JAKARTA, BlogKristia — Pelaksanaan Pemilihan Umum Kepala Daerah DKI 2012 rawan konflik seiring masih banyaknya permasalahan dalam persiapan hajatan lima tahunan itu. Berbagai persoalan yang masih mewarnai di antaranya adalah terlambatnya distribusi kartu pemilih hingga dua hari jelang pemilihan, terlambatnya distribusi kotak dan surat suara, masih adanya alat peraga yang beredar, dan persoalan daftar pemilih tetap.


Anggota Komisioner Badan Pengawas Pemilu (Bawaslu), Daniel Zuchron, mengatakan, apabila persoalan-persoalan tersebut tidak selesai hingga hari pelaksanaan pemungutan suara, Rabu (11/7/2012), Pelaksanaan Pemilihan Umum Kepala Daerah (Pilkada) DKI terindikasi rawan konflik.
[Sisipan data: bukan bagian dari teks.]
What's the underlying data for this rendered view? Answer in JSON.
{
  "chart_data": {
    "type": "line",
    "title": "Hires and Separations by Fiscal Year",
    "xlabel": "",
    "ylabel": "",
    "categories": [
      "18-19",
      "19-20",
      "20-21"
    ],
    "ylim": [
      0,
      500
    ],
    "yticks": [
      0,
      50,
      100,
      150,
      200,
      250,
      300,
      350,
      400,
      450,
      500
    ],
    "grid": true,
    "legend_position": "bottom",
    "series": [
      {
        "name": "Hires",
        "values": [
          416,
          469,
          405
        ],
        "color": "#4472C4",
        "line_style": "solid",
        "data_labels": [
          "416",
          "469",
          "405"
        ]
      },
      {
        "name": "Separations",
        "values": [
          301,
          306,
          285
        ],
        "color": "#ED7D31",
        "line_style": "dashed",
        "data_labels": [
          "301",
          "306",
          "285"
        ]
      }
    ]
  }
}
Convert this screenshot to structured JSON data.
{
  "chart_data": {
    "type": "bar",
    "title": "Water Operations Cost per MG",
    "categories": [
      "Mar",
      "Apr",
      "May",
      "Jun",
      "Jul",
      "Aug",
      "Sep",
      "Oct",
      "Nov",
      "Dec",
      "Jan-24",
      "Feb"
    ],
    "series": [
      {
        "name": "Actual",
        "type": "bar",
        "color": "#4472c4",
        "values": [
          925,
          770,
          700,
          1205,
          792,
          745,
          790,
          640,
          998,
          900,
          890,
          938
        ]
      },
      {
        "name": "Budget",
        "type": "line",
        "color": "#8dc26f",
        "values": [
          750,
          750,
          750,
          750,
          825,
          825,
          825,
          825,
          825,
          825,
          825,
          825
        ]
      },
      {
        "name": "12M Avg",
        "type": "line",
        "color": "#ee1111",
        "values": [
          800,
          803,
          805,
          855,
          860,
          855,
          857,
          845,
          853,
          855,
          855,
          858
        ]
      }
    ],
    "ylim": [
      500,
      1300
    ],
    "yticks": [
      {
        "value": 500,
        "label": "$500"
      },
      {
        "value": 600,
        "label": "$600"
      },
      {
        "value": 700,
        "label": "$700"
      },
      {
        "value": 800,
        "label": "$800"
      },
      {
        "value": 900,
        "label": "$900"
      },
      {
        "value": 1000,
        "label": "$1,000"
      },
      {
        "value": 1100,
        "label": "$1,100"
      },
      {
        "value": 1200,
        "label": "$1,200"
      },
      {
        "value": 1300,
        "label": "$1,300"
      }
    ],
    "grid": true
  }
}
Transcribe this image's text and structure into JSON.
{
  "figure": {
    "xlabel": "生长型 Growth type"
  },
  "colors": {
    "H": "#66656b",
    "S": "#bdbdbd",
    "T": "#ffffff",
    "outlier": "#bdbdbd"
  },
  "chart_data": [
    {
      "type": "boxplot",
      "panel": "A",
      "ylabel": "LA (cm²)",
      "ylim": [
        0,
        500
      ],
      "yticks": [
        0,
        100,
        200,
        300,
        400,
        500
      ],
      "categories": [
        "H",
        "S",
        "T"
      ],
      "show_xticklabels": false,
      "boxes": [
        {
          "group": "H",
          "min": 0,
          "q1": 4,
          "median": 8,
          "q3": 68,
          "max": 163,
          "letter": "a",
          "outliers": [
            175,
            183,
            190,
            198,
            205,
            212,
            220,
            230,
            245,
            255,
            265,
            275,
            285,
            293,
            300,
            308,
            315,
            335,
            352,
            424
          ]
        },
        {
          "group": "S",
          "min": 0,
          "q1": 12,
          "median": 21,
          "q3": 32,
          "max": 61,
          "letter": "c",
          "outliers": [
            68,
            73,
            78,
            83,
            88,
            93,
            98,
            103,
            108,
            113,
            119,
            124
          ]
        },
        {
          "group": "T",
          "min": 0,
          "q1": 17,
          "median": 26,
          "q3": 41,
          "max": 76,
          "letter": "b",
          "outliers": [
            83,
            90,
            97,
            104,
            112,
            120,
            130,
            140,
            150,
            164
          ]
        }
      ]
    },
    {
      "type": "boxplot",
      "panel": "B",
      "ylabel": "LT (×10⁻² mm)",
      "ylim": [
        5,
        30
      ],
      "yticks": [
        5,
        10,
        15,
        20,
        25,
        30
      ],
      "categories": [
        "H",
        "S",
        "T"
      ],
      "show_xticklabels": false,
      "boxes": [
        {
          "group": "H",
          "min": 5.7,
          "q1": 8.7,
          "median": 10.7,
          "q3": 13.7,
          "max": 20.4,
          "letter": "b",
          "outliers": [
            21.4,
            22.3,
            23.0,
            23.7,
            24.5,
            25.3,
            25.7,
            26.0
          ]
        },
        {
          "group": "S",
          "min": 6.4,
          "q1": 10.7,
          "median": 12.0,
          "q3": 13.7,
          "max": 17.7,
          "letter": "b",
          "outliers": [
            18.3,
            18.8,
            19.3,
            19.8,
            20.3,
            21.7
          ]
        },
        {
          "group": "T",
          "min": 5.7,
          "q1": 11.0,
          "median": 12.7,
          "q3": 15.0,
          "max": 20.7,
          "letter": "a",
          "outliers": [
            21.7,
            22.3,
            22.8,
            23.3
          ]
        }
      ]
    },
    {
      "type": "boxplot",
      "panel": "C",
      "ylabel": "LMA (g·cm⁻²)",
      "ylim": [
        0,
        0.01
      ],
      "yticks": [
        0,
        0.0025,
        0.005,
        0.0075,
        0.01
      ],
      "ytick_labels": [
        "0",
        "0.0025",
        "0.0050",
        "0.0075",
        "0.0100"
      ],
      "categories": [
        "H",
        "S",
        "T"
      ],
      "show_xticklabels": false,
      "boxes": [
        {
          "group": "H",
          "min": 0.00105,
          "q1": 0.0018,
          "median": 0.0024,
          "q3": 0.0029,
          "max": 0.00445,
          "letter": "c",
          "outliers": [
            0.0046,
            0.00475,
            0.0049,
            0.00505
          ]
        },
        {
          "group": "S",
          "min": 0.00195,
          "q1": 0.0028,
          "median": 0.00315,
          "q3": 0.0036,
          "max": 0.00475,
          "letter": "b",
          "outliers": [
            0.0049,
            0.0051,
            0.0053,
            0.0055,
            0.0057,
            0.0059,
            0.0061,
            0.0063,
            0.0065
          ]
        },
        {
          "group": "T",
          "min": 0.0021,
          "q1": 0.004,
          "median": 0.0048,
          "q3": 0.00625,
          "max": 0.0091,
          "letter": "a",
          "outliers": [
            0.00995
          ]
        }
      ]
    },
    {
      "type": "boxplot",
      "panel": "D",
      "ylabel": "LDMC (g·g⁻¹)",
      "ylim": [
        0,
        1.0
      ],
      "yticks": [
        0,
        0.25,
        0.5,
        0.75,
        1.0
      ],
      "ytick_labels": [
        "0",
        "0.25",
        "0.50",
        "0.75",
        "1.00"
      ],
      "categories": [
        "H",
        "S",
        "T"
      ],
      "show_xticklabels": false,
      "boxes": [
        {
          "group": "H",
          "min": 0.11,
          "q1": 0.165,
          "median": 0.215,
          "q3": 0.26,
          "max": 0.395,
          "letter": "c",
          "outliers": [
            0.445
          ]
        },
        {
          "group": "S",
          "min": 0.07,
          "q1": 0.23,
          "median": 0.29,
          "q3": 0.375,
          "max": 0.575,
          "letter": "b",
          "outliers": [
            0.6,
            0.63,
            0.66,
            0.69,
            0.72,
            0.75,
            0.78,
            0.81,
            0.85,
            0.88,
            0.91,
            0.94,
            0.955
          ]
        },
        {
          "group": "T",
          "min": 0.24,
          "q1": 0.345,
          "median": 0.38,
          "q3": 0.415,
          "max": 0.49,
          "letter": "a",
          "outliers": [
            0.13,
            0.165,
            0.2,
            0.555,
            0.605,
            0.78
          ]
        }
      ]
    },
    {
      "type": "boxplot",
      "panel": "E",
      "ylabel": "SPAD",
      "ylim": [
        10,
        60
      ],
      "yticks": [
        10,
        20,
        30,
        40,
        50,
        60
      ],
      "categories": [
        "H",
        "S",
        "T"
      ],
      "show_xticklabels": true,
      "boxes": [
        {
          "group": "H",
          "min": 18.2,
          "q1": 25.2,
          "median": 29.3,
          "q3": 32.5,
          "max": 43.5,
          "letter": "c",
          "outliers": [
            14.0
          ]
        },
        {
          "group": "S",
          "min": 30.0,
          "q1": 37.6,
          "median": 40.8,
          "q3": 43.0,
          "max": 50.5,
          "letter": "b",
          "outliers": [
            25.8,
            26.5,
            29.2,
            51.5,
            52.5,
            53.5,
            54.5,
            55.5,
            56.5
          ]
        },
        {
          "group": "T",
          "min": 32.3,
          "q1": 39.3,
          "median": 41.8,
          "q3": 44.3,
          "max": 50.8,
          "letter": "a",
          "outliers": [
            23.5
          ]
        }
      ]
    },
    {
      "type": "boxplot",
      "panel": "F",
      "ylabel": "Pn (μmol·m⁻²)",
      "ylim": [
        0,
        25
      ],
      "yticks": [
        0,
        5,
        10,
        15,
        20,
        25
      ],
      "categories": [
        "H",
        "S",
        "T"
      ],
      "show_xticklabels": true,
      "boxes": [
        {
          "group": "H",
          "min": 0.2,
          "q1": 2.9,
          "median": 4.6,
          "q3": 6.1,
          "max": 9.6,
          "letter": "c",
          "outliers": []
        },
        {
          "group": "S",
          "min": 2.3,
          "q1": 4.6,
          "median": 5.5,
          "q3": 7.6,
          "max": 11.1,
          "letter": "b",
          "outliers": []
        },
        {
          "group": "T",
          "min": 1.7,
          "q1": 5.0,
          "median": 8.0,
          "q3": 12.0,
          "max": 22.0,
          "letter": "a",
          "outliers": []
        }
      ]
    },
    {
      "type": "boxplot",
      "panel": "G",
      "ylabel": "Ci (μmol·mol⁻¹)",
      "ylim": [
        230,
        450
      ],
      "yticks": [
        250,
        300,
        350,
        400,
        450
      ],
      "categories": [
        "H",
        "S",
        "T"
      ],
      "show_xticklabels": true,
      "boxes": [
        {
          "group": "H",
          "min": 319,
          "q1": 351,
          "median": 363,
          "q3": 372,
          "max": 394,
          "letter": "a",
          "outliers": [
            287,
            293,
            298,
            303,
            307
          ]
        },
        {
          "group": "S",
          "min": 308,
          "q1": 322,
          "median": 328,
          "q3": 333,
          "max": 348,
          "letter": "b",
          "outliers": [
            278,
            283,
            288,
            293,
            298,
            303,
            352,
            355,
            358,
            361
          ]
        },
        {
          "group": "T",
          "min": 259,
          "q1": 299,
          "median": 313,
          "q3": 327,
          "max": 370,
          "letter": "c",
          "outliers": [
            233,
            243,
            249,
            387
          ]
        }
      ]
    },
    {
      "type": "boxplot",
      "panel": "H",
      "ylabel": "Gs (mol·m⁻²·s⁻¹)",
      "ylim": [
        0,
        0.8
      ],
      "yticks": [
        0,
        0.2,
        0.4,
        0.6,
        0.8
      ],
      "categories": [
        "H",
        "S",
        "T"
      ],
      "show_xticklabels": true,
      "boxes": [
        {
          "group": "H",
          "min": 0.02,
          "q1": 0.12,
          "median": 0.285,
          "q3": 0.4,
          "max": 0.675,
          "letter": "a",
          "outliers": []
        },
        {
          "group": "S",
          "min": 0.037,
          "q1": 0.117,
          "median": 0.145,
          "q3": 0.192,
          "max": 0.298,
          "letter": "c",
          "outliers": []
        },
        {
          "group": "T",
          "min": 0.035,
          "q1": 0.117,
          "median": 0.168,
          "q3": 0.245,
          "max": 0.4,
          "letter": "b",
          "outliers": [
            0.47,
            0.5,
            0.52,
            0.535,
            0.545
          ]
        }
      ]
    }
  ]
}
"Bisa diprediksi dari awal ketidakpuasan timses pasangan cagub-cawagub mengenai DPT. Ini bisa berlanjut pada ketidakpuasan terhadap pelaksanaan pemilukada," katanya, Selasa (10/7/2012), di Jakarta.

Jika rasa tidak puas berlanjut, ia memprediksi kualitas pilkada akan dipertanyakan melalui mekanisme gugatan di Mahkamah Konstitusi (MK). Misalnya, terkait dugaan kecurangan pada saat pelaksanaan atau adanya temuan praktik politik uang dan suap. Jika hal itu benar-benar terjadi, kualitas Pilkada DKI, menurut Daniel, benar-benar menurun. Sebab, pada Pilkada DKI Jakarta 2007 tidak ada gugatan ke MK.

"DKI ini ibarat kawah candradimuka Indonesia menuju Pileg dan Pilres 2014. Jika terjadi kekacauan di Pemilukada DKI, dikhawatirkan akan menular ke daerah lain," ujar Daniel.

Ia berpendapat, berbagai persoalan yang masih mewarnai menjelang pelaksanaan pemungutan suara disebabkan beragam faktor, seperti ketidaksiapan sumber daya manusia dan masalah-masalah nonteknis.

"Bisa dimulai dari pendataan pemilih hingga pemuktahiran pemilih. Masih adanya masalah DPT jelang pemilihan berarti ada ketidakpatutan dari time planning yang ditetapkan. Jadi, tidak heran apabila terjadi demikian dan ini sekaligus pelajaran bagi daerah-daerah dalam memersiapkan pilkada," ungkapnya.

Bawaslu pun telah mengantisipasi jika pelaksanaan pilkada menimbulkan ketidakpuasan di kalangan masyarakat, salah satunya dengan mendirikan posko Pengawasan Pemilu Terpadu (Awaslupadu).

"Masyarakat dapat melaporkan apa saja terkait pelaksanaan pilkada. Jadi, kami buka pintu selebar-lebarnya bila terjadi kecurangan atau bentuk apa pun," kata Daniel.